SUE is certified as a Trade Union 14th July 1977.
At the same time that the Society of Union Employyess was being formed, similar discussions were taking place with other Full-Time Officials from other unions. There was a a common view that there were advantages to be gained by having some form of unity across Trade Union employees. A draft constitution for a “Federation ” was drawn up and “discussed with NALGO Officers’ Representatives who found it acceptable.” (Management Committee Report to the 1977 Annual General Meeting)
The original SUE logo. Updated in 2008.
Society of Union Employees (NUPE)
The first National Conference of SUE was held in Sheffield at the Wentworth Woodhouse Site of Sheffield Polytechnic on 14th April 1978. SUE subsequently held Conferences in 1979 ( White Swan Hotel , York), and in 1980 (Stoke Rochford Hall, Grantham). This third SUE Conference saw Tony Nicholls stand down as the National Secretary having served as such for over 5 years. Chris Humphreys was elected to take over as National Secretary alongside Paul Dunn who continued as President until 1988.
The issues facing SUE at this time, were staff salaries, the provision of cars for Officers and workload. The Health & Safety at Work Act was creating more work for Organisers and there was concern that the number of members allocated to each organiser was increasing their workload as well, Efforts were made to establish a norm of one Area Officer to every 5,000 members.
The admin and clerical staff of NUPE were organised in APEX with a clear demarcation between both unions. But with the impending merger of NUPE into UNISON it was decided to open the membership to all staff employed by the new union.
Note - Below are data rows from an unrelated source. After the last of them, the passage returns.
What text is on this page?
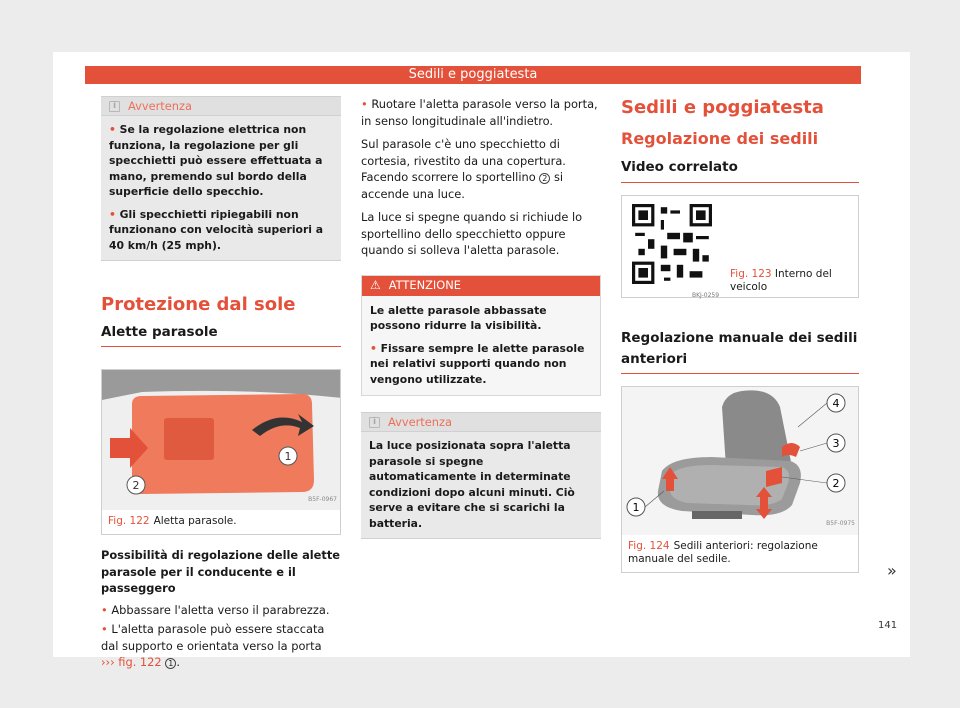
Sedili e poggiatesta
i	Avvertenza
• Se la regolazione elettrica non funziona, la regolazione per gli specchietti può essere effettuata a mano, premendo sul bordo della superficie dello specchio.
• Gli specchietti ripiegabili non funzionano con velocità superiori a 40 km/h (25 mph).
Protezione dal sole
Alette parasole
1
2
B5F-0967
Fig. 122 Aletta parasole.
Possibilità di regolazione delle alette parasole per il conducente e il passeggero
• Abbassare l'aletta verso il parabrezza.
• L'aletta parasole può essere staccata dal supporto e orientata verso la porta
››› fig. 122 1 .
• Ruotare l'aletta parasole verso la porta, in senso longitudinale all'indietro.
Sul parasole c'è uno specchietto di cortesia, rivestito da una copertura. Facendo scorrere lo sportellino 2 si accende una luce.
La luce si spegne quando si richiude lo sportellino dello specchietto oppure quando si solleva l'aletta parasole.
⚠ ATTENZIONE
Le alette parasole abbassate possono ridurre la visibilità.
• Fissare sempre le alette parasole nei relativi supporti quando non vengono utilizzate.
i	Avvertenza
La luce posizionata sopra l'aletta parasole si spegne automaticamente in determinate condizioni dopo alcuni minuti. Ciò serve a evitare che si scarichi la batteria.
Sedili e poggiatesta
Regolazione dei sedili
Video correlato
BKJ-0259
Fig. 123 Interno del veicolo
Regolazione manuale dei sedili anteriori
4
3
2
1
B5F-0975
Fig. 124 Sedili anteriori: regolazione manuale del sedile.
»
141
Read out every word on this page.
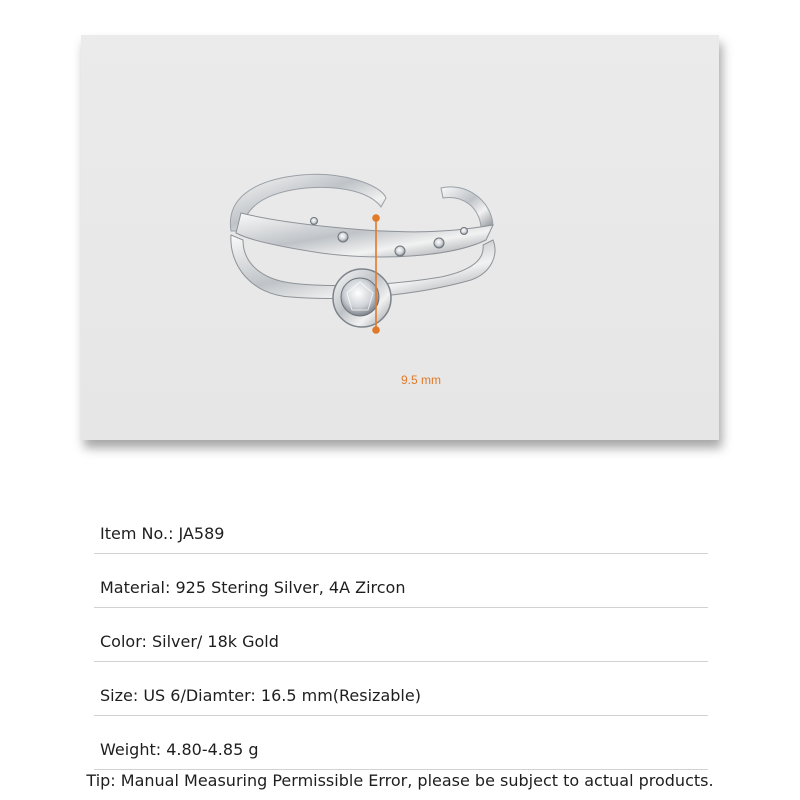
9.5 mm
Item No.: JA589
Material: 925 Stering Silver, 4A Zircon
Color: Silver/ 18k Gold
Size: US 6/Diamter: 16.5 mm(Resizable)
Weight: 4.80-4.85 g
Tip: Manual Measuring Permissible Error, please be subject to actual products.
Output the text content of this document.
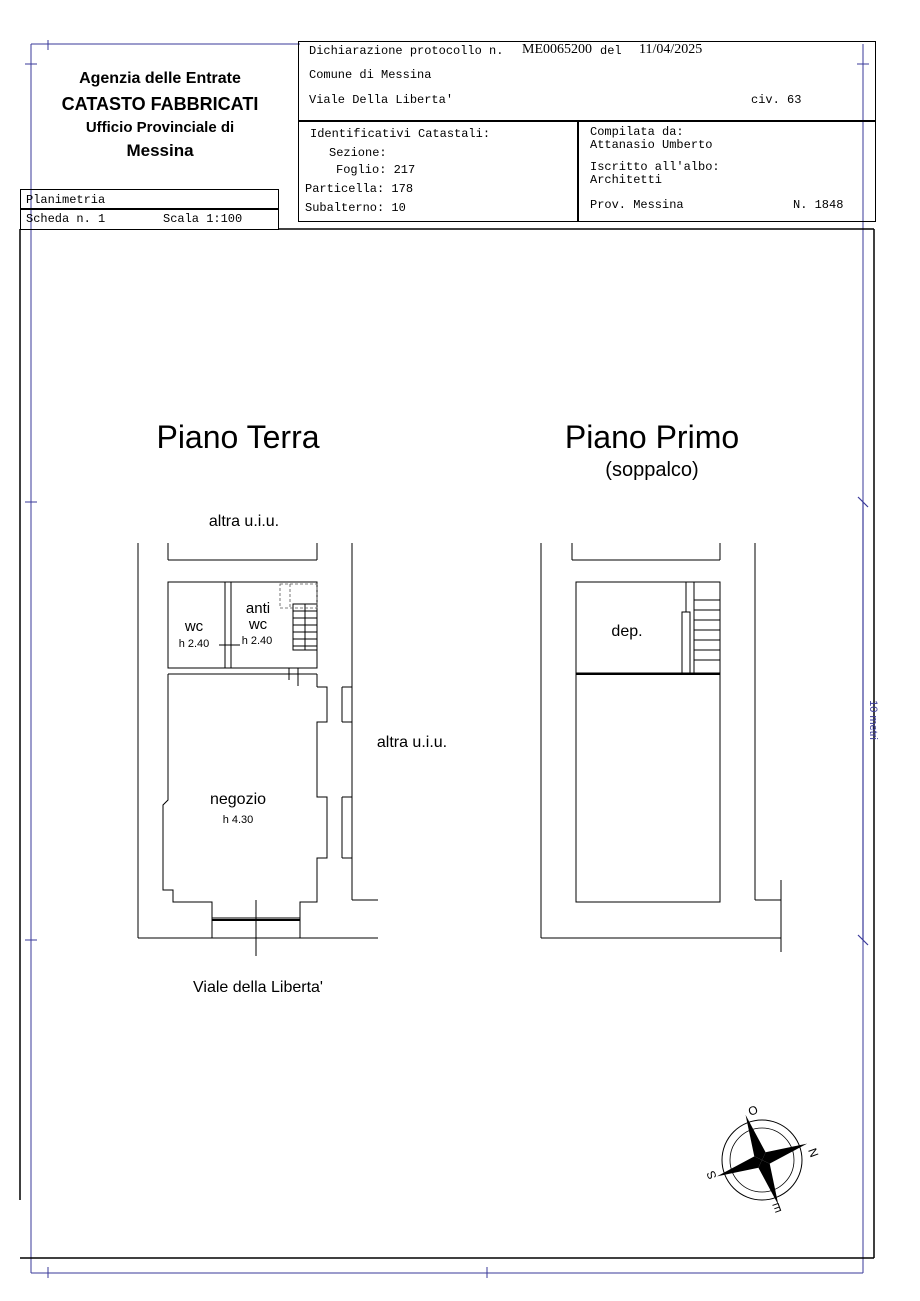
Agenzia delle Entrate
CATASTO FABBRICATI
Ufficio Provinciale di
Messina
Planimetria
Scheda n. 1	Scala 1:100
Dichiarazione protocollo n. ME0065200 del 11/04/2025
Comune di Messina
Viale Della Liberta'	civ. 63
Identificativi Catastali:
Sezione:
Foglio: 217
Particella: 178
Subalterno: 10
Compilata da:
Attanasio Umberto
Iscritto all'albo:
Architetti
Prov. Messina	N. 1848
Piano Terra	Piano Primo
(soppalco)
altra u.i.u.
altra u.i.u.
wc
h 2.40
anti
wc
h 2.40
negozio
h 4.30
Viale della Liberta'
dep.
10 metri
O
N
E
S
Society of Union Employees (UNISON)
Following the merger of NUPE, NALGO and COHSE into UNISON on 1st July 1993, SUE debated the future of staff representation and concluded that whilst in principle it supported the creation of a single staff union, SUE should continue for the foreseeable future. There were very good reasons for this that might be summarised as follows:
- Staff at that time continued to be employed under former union terms and conditions
- There was no common grading structure or job evaluation scheme
- Separate pension schemes continued to operate
- ACTS was primarily an ex-NALGO staff union with a very different culture to SUE
Since that time a UNISON terms and conditions handbook has been agreed (1998), three of the four pension funds have merged (2004) and a job evaluation based pay and grading structure has been agreed (2006)
Over the following years, relations between SUE and ACTS was not always smooth although a common united front was presented to the management on most occasions.
SUE, TUC and GFTU Affiliation
SUE has always sought affiliation to the TUC and made various approaches seeking this. On 13 February 2002 a final meeting between members of the SUE Executive and the then Deputy General Secretary of the TUC, Brendan Barber brought the matter to a close. At that meeting the TUC spelt out that affiliating SUE would be seen as giving UNISON an additional seat on the General Council and could also cause embarrassment to UNISON since issues that SUE raised about employment matters would directly relate to the employment practices of another General Council member.
After this final refusal for affiliation, SUE considered its options and approached the General Federation of Trade Unions (GFTU) and affiliated successfully in 2008. Since then members of SUE have been able to attend courses put on by the GFTU and the union has had representatives sitting on various GFTU bodies.
SUE has always acted as the independent union that it is. As such it has had on numerous occasions to speak up for members not just collectively but individually, even if necessary lodging Employment Tribunals on behalf of members.
This may seem surprising to those who see the employer as a large Trade Union that such action is necessary, but SUE is only too well aware that UNISON, although a Trade Union is also a large multi million pound organisation and as with all such organisation the staff need the protection that an independant trade union like SUE affords them.